Die EU ist zufrieden
Am Jahrestag des Abkommens bezeichnet Nikolaus Meyer-Landrut, Botschafter der Europäischen Union in der Türkei, die Übereinkunft als Erfolg - "einmal dadurch, dass die Anzahl der Flüchtlinge die nach Europa gekommen ist, deutlich zurückgegangen ist. Damit sind auch Menschenleben gerettet worden", so der EU-Botschafter gegenüber dem ARD-Studio Istanbul.
Tatsächlich kamen von 2017 bis 2020 96 Prozent weniger Flüchtlinge über die Ägäis nach Griechenland als zuvor. Auch gingen die Todesfälle in der Ägäis rapide zurück. Zum anderen, so betont Meyer-Landrut, sei mit den Finanzhilfen von rund sechs Milliarden Euro "den Flüchtlingen vor Ort konkret geholfen worden - und auch der Türkei".
"Überleben" dank des Flüchtlingspakts
In der südtürkischen Stadt Gaziantep, unweit der syrischen Grenze, haben wir uns mit der Flüchtlingsfamilie Ayse verabredet. Wir treffen sie in einem der Armenviertel der Zwei-Millionen-Stadt. Die siebenköpfige Familie aus Aleppo hat wie fast alle syrischen Flüchtlinge inzwischen eine Wohnung gefunden. Nur noch wenige Syrer müssen in Lagern leben - das ist mit ein Erfolg der Hilfsprogramme der EU.

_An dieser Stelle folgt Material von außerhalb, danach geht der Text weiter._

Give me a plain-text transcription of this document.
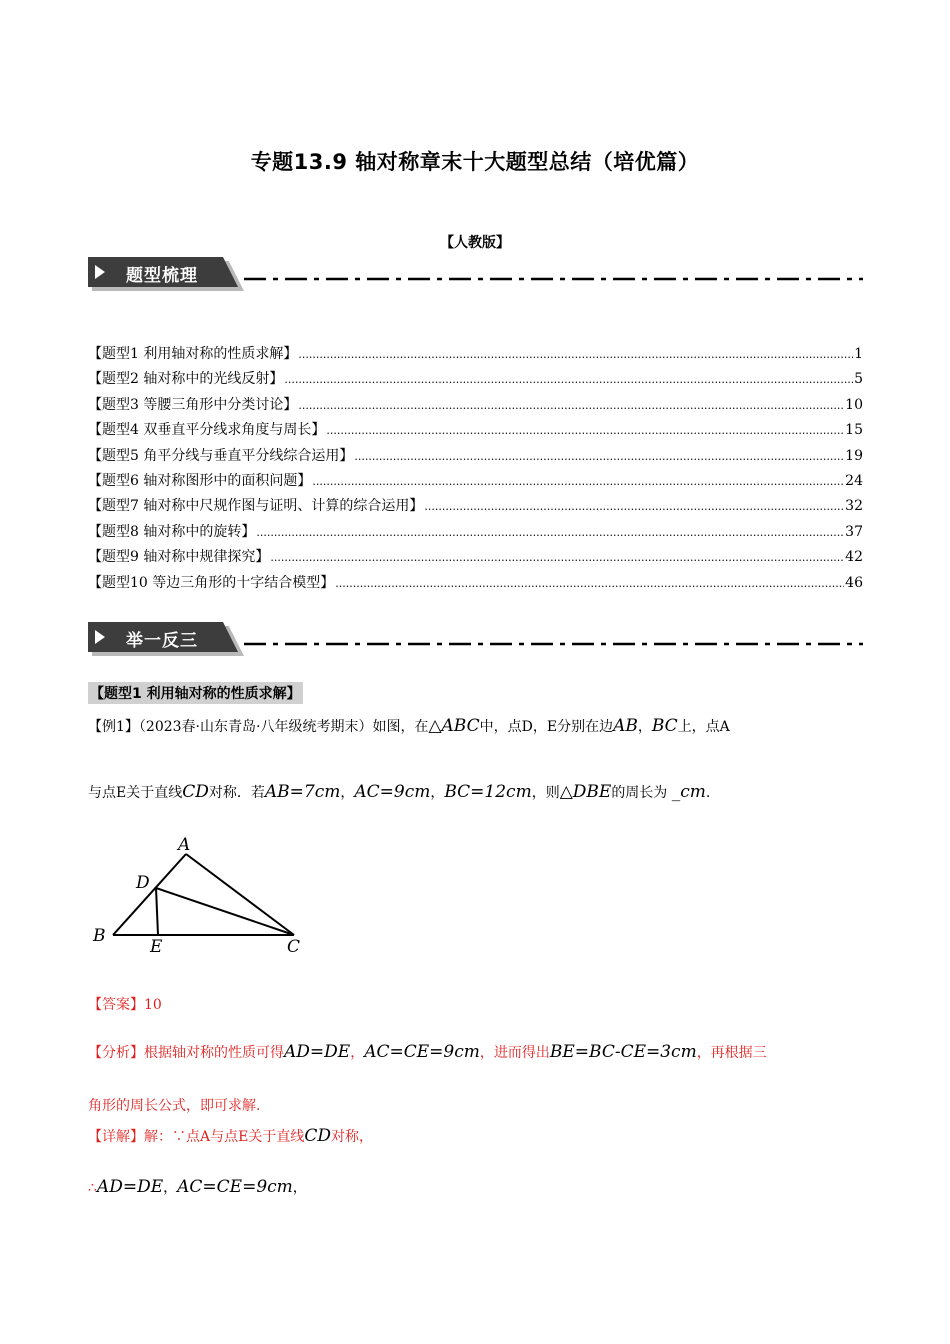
专题13.9 轴对称章末十大题型总结（培优篇）
【人教版】
题型梳理
【题型1 利用轴对称的性质求解】 .....	1
【题型2 轴对称中的光线反射】 .....	5
【题型3 等腰三角形中分类讨论】 .....	10
【题型4 双垂直平分线求角度与周长】 .....	15
【题型5 角平分线与垂直平分线综合运用】 .....	19
【题型6 轴对称图形中的面积问题】 .....	24
【题型7 轴对称中尺规作图与证明、计算的综合运用】 .....	32
【题型8 轴对称中的旋转】 .....	37
【题型9 轴对称中规律探究】 .....	42
【题型10 等边三角形的十字结合模型】 .....	46
举一反三
【题型1 利用轴对称的性质求解】
【例1】（2023春·山东青岛·八年级统考期末）如图，在△ABC中，点D，E分别在边AB，BC上，点A
与点E关于直线CD对称．若AB=7cm，AC=9cm，BC=12cm，则△DBE的周长为 _cm.
A
B
C
D
E
【答案】10
【分析】根据轴对称的性质可得AD=DE，AC=CE=9cm，进而得出BE=BC-CE=3cm，再根据三
角形的周长公式，即可求解.
【详解】解：∵点A与点E关于直线CD对称，
∴AD=DE，AC=CE=9cm，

Die Akademiker-Familie Ayse musste vor dem "Islamischen Staat" fliehen. Ihr Haus wurde zerstört. Mit Hilfe von Geldern aus dem Flüchtlingsabkommen hat die Familie ein kleines Geschäft mit selbst produzierten syrischen Spezialitäten aufbauen können. Die Kinder konnten oder können noch die Schule besuchen.
Die 18-jährige Tochter Raniya hat gerade ihr Abitur geschafft und will nun Jura studieren. Verfolgung und Not haben sie stark gemacht und sie hat ein klares Ziel vor Augen: "Wenn ich hier in der Türkei heiraten sollte oder Karriere mache, dann glaube ich, dass ich wohl hier bleiben werde."

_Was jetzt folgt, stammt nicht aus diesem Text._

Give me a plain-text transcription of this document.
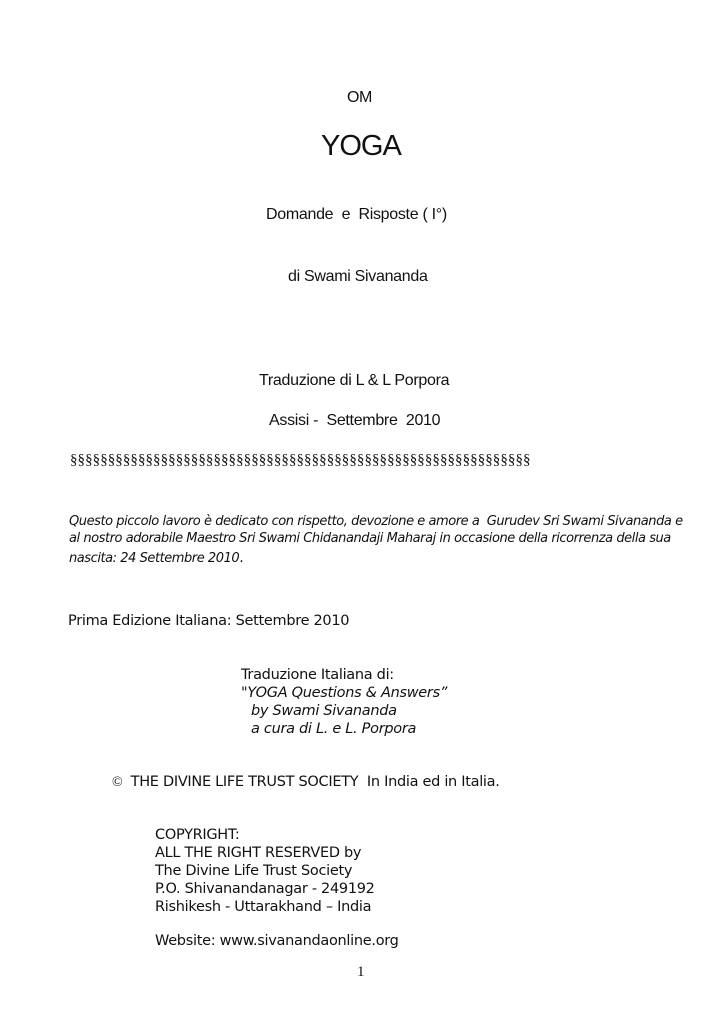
OM
YOGA
Domande  e  Risposte ( I°)
di Swami Sivananda
Traduzione di L & L Porpora
Assisi -  Settembre  2010
§§§§§§§§§§§§§§§§§§§§§§§§§§§§§§§§§§§§§§§§§§§§§§§§§§§§§§§§§§§§§
Questo piccolo lavoro è dedicato con rispetto, devozione e amore a  Gurudev Sri Swami Sivananda e
al nostro adorabile Maestro Sri Swami Chidanandaji Maharaj in occasione della ricorrenza della sua
nascita: 24 Settembre 2010.
Prima Edizione Italiana: Settembre 2010
Traduzione Italiana di:
"YOGA Questions & Answers”
by Swami Sivananda
a cura di L. e L. Porpora
© THE DIVINE LIFE TRUST SOCIETY  In India ed in Italia.
COPYRIGHT:
ALL THE RIGHT RESERVED by
The Divine Life Trust Society
P.O. Shivanandanagar - 249192
Rishikesh - Uttarakhand – India
Website: www.sivanandaonline.org
1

Eine neue Existenzgrundlage: Familie Ayse stellt gemeinsam syrische Spezialitäten her, die sie in Ganziatep verkaufen.
Bleiben oder gehen?
Mutter Fatma El Musta Ayse treffen diese Worte sehr. Denn sie und ihr Mann haben ganz andere Pläne: "Mit den Diplomen und der Ausbildung unserer Kinder wollen wir zurück ins zerstörte Syrien und es neu beleben und wiederaufbauen", sagt die Mutter.
Doch Raniya, die inzwischen auch viele türkische Freunde hat und deren Erinnerungen an Syrien immer mehr verblassen, zeigt sich selbstbewusst, riskiert ganz offen den Konflikt mit ihren Eltern: "Ich will bleiben. Die Türkei ist ein modernes Land, man fühlt sich hier als Frau auch viel freier. Hier hat man als Frau zudem mehr Rechte. Die syrische Kultur verlangt dagegen, dass die Frau das Haus nicht verlässt, also praktisch eingesperrt ist."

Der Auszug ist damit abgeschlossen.